The Littman Library of Jewish Civilization
SABBATAI ZEVI
Testimonies to a Fallen Messiah
Sabbatai Zevi (1626–1676)
stirred up the Jewish world of the mid-seventeenth century by claiming to be the messiah, then stunned it by suddenly converting to Islam. His story, and that of the movement he created, is a landmark event in early modern Jewish history and a dramatic example of what can happen when mystic dreams and messianic hopes combine in an explosive mixture.
Now, for the first time, English readers can experience these events through the words of those who lived through them, in lucid and compelling translations by a leading authority in the field.
Of the contemporary 'testimonies' translated by David J. Halperin, three are accounts by Sabbatai Zevi's followers of the life and deeds of their messiah. These are the Najara Chronicle, an eyewitness narrative which Gershom Scholem called 'one of the most extraordinary documents shedding light on Sabbatai's personality'; Baruch of Arezzo's Memorial to the Children of Israel, a sober yet devout biography of Sabbatai written shortly after his death; and the bizarrely fanciful hagiography composed in 1692 by Abraham Cuenque of Hebron.
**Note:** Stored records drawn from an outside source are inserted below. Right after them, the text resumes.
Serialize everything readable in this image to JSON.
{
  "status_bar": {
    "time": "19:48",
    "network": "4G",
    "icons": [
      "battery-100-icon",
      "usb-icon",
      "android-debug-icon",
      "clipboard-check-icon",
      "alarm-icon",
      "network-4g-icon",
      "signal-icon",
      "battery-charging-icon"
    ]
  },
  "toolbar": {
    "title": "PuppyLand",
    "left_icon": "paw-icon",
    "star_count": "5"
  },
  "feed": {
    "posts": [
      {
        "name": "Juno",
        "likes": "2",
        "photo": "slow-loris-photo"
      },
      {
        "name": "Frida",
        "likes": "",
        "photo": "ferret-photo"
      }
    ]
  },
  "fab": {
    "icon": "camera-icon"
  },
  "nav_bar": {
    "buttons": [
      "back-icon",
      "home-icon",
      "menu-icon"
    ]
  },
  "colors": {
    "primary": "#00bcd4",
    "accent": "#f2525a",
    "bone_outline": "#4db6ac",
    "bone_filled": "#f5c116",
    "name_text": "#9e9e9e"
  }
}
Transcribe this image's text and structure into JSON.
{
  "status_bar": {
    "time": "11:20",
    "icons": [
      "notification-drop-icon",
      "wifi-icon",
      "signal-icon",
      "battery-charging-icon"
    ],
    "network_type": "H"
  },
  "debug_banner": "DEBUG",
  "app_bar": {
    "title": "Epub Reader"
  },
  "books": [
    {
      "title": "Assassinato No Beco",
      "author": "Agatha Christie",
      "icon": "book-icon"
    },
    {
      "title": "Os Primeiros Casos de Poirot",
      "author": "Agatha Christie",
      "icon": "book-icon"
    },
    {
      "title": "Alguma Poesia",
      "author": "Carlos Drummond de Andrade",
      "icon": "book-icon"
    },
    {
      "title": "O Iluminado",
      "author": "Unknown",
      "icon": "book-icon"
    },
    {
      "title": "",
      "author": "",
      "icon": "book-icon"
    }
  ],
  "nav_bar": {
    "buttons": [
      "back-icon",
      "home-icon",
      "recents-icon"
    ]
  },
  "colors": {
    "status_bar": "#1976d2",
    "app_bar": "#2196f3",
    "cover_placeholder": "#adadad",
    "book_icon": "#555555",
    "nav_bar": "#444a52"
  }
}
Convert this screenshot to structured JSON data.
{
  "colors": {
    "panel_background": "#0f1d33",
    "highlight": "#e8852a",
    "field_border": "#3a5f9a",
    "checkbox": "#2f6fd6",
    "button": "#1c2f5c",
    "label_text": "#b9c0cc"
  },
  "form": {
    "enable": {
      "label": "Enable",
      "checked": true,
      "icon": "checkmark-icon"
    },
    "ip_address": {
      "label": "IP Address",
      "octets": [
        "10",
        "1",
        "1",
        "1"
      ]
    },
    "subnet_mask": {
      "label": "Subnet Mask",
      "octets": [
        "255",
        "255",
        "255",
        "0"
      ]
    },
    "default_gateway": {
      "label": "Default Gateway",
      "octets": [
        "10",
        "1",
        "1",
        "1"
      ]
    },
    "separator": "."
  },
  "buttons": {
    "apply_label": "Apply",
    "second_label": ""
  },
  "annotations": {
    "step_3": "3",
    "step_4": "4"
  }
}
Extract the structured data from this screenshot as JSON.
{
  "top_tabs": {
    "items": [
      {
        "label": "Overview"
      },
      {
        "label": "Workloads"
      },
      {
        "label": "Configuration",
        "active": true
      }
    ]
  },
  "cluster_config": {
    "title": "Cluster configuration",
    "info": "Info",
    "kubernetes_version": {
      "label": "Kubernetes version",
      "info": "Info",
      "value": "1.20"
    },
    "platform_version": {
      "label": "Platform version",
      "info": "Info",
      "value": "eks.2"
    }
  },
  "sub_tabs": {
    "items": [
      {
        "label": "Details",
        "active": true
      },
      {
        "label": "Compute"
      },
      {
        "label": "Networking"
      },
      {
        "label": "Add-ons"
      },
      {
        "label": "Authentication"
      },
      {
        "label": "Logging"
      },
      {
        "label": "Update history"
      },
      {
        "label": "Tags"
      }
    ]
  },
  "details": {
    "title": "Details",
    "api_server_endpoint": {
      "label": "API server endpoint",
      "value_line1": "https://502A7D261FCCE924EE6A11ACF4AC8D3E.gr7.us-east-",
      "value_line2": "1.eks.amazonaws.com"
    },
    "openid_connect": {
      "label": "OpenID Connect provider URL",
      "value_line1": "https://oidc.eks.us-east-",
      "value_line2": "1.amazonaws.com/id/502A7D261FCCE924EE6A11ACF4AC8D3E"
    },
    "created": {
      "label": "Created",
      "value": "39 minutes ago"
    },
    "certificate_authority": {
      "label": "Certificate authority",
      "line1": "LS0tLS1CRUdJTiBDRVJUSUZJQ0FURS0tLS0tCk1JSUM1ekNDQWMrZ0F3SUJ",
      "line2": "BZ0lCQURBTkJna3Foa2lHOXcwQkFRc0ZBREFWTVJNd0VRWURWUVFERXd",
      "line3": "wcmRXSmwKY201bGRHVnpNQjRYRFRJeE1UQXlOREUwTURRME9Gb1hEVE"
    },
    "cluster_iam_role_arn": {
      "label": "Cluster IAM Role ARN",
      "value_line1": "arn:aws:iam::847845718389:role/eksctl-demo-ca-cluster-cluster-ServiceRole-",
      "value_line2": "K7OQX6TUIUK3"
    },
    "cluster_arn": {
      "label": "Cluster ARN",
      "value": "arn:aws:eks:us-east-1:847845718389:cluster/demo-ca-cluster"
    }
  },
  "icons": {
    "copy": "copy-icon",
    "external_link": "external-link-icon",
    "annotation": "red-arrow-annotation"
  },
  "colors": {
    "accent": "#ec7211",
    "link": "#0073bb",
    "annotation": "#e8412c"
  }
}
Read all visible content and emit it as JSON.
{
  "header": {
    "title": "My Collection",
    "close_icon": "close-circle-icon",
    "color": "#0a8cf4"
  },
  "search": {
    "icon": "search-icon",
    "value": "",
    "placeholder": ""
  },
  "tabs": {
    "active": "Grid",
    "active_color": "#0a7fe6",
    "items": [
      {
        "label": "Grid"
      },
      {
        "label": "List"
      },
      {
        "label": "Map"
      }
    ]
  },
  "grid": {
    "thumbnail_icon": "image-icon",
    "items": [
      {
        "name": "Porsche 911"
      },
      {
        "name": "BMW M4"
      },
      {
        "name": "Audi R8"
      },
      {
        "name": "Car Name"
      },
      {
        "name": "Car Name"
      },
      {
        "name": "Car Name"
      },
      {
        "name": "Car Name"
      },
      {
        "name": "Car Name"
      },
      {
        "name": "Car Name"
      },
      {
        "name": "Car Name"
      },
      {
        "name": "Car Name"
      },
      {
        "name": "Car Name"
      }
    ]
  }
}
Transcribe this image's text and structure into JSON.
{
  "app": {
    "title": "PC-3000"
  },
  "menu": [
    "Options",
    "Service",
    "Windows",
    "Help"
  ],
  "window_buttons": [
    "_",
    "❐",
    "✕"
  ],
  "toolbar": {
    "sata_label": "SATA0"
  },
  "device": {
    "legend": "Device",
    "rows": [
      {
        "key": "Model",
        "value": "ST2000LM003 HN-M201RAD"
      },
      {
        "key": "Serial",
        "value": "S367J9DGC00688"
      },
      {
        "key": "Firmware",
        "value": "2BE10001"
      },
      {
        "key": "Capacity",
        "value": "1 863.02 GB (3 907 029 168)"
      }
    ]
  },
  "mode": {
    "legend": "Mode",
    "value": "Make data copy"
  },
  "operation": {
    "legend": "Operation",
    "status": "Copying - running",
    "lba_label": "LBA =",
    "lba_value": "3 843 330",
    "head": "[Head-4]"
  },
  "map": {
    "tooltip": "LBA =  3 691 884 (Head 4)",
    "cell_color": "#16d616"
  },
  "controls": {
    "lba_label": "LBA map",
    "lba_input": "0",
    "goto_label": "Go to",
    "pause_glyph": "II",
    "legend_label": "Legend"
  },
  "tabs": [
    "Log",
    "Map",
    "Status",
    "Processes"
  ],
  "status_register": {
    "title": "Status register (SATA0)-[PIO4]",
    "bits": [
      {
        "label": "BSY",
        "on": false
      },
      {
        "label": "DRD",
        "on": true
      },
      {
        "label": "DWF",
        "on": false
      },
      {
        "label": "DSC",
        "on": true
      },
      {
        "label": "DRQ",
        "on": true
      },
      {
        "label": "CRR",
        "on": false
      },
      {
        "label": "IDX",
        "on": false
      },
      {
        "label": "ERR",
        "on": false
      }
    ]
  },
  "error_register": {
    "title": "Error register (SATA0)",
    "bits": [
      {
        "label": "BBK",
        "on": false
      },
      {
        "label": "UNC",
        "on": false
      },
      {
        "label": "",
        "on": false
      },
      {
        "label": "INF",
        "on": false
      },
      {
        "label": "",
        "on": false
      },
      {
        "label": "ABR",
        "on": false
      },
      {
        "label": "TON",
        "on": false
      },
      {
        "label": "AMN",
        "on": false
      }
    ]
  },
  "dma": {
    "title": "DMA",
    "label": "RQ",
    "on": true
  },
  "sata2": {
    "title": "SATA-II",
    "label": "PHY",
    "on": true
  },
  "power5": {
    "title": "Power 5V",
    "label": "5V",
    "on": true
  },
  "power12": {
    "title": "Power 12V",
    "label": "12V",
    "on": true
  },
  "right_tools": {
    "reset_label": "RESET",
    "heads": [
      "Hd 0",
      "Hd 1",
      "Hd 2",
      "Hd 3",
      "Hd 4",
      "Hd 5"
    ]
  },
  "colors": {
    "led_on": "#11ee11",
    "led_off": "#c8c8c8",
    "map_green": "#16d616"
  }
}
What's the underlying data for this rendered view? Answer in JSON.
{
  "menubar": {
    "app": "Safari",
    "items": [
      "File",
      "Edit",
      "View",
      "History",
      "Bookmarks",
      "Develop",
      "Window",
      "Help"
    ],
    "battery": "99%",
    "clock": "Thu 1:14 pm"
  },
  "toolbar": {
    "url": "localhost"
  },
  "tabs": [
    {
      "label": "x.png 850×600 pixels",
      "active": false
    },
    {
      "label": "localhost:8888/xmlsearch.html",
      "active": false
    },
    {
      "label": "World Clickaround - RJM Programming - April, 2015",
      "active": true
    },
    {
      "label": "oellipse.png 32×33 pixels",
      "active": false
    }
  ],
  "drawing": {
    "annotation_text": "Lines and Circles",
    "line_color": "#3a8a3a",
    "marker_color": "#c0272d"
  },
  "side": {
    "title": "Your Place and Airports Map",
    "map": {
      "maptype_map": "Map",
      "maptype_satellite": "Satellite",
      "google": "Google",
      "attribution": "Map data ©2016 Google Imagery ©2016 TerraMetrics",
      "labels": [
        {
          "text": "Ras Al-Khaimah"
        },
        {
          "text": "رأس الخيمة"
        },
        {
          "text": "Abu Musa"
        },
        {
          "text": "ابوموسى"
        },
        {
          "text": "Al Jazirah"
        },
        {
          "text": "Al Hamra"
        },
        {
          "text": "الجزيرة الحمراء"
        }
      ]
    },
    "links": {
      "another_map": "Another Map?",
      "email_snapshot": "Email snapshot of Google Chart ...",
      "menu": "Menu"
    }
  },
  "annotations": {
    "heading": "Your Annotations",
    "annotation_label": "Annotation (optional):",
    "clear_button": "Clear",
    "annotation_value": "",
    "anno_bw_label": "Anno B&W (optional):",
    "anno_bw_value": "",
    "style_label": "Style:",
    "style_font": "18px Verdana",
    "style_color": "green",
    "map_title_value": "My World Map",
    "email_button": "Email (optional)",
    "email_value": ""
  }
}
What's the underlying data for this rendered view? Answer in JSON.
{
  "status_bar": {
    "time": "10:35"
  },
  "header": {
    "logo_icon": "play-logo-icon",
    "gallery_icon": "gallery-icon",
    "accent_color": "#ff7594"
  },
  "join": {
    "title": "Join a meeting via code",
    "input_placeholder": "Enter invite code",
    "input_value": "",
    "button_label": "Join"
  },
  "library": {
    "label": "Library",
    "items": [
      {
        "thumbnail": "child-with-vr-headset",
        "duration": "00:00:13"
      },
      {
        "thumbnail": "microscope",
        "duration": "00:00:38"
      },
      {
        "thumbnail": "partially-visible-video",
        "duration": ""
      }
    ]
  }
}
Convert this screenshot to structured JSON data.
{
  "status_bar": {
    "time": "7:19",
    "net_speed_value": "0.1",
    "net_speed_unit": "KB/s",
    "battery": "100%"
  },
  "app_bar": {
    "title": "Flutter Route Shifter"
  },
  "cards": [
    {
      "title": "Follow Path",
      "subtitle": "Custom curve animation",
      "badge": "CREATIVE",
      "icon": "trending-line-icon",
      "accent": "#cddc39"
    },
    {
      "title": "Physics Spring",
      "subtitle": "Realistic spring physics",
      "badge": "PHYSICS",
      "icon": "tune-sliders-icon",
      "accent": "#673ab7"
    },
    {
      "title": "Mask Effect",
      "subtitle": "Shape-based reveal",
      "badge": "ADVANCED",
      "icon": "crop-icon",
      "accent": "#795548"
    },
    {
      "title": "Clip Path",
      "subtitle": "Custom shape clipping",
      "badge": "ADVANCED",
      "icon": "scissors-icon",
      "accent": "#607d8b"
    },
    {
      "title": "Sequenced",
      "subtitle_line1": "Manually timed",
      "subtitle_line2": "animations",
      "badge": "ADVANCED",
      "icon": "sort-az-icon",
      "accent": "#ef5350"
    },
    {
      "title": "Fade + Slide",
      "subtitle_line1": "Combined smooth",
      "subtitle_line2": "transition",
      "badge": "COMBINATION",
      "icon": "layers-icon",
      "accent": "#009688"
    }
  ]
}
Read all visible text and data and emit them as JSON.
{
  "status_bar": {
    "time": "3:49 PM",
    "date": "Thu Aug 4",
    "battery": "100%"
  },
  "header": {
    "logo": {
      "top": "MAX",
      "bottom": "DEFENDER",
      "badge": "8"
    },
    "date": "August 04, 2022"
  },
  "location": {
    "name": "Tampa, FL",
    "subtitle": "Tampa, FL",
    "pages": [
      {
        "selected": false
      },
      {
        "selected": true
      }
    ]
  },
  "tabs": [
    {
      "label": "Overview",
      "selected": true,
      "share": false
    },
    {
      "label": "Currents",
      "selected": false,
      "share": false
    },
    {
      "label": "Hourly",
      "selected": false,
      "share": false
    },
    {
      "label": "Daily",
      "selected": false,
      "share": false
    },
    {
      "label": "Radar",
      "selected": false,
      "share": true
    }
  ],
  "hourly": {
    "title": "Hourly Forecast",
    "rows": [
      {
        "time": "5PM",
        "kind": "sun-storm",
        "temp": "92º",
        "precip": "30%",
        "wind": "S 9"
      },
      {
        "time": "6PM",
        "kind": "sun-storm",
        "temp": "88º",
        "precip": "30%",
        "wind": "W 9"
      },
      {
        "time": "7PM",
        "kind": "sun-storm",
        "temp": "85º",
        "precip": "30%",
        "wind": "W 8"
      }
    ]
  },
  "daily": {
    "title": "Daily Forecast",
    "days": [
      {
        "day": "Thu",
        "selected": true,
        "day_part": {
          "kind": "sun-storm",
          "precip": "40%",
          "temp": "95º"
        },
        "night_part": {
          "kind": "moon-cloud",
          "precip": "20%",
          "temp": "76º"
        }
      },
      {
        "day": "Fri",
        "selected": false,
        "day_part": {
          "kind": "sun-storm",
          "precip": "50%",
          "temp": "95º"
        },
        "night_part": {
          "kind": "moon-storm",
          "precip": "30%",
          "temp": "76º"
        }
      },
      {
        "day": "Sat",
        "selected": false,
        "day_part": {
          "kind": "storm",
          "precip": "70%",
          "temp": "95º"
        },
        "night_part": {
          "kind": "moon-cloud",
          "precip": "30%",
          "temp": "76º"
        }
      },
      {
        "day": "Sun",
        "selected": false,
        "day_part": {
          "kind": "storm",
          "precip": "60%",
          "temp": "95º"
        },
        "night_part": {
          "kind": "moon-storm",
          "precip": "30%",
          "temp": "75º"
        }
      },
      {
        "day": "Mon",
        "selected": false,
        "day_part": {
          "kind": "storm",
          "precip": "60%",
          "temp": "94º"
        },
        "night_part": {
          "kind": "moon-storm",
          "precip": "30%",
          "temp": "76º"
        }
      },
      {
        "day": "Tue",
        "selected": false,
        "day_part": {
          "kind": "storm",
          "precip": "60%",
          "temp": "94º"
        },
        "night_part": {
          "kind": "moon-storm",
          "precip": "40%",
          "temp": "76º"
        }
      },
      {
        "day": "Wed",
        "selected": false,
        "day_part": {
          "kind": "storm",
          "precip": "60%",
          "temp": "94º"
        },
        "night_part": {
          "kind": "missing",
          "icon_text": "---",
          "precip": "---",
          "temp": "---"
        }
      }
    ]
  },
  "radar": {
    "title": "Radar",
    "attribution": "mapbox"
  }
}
These 'believers’ narratives' are supplemented by two seventeenth-century letters, pungent in their style and colourful in their details, in which Sabbatai and his followers are described by a contemporary rabbi who detested them and everything they stood for. Finally, a reminiscence of Sabbatai's last days, preserved by one of the most independent-minded of his followers, conveys the enigma of the man that was to haunt the generations.
David J. Halperin
is Professor Emeritus of Religious Studies at the University of North Carolina, Chapel Hill. He trained in Semitic languages at Cornell University, in Near Eastern Studies at the University of California at Berkeley, and in rabbinics at the Hebrew University of Jerusalem. He received his Ph.D. from Berkeley in 1977. From 1976 through 2000 he taught the history of Judaism in the Department of Religious Studies at the University of North Carolina, Chapel Hill, where he was repeatedly recognized for excellence in undergraduate teaching. He is the author of The Merkabah in Rabbinic Literature (1980), The Faces of the Chariot: Early Jewish Responses to Ezekiel’s Vision (1988), Seeking Ezekiel: Text and Psychology (1993), and Abraham Miguel Cardozo: Selected Writings (2001).